Another song that came together from a few ideas pretty quickly. I’ve wanted to have a piano-based song for a while because I really like using it not just as a writing tool, but as a featured instrument. Writing on the keyboard just puts you in a different place and opens up different ideas. I wrote the vocal part very quickly, just kind of riffing on a character and a concept and letting the words jumble together into a narrative. I think the view of the issues of the DTES in Vancouver is pretty reductionist, people are either painted as being on one side or the other, but there are a lot of people in the middle who get really frustrated while also not wanting to do harm. The narrator is obviously being led down a dark path, a callous path, but he’s also being driven to it in some way.

New Whip

This song was influenced by a visual essay by Nate Powell called About Face. I came to it late, but I really liked it, I thought he did an amazing job of (literally) illustrating a relatively complex topic in a crystal-clear way. I updated it a bit to relate to the Charlottesville car attack, which has never really left me as this flashpoint related to a lot of things that we write music about. End of the day, I think a lot of harm in the world could be ameliorated if we could figure out how to raise men properly.

Lightweight

I like how this song is pretty off-the-cuff where a lot of other songs on the album are pretty intricately recorded/produced (for us, anyway).
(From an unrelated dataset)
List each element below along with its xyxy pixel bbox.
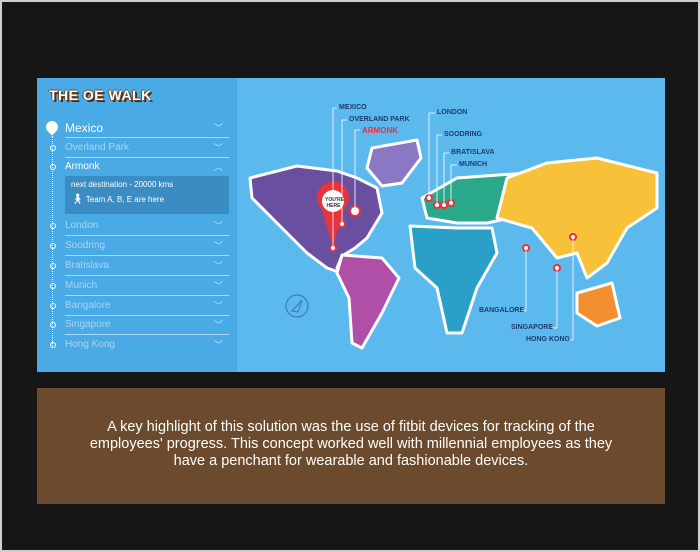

If it’s about anything, it’s just sort of about having all this time to think during the pandemic, and not really coming to any profound conclusions: discovering that the person on the other side is much the same person who went in, when all along we were told that wouldn’t be the case.

Sunset Breakout

Kind of embarrassing to admit but I’ll openly admit that this song is more or less about hoping that there are better things to come in terms of our music careers and our lives in general. I think if any of us were killing it in any real way we probably wouldn’t be starting a band in our mid 30s. This band is a release valve for frustrations. And I relate that back again to where I live, the DTES in Vancouver. Everyone around me feels the same in one way or another. We have drastically different circumstances, but we’re all acting out our frustrations with choices we made. This song is an expression of love for the people I share space with everyday.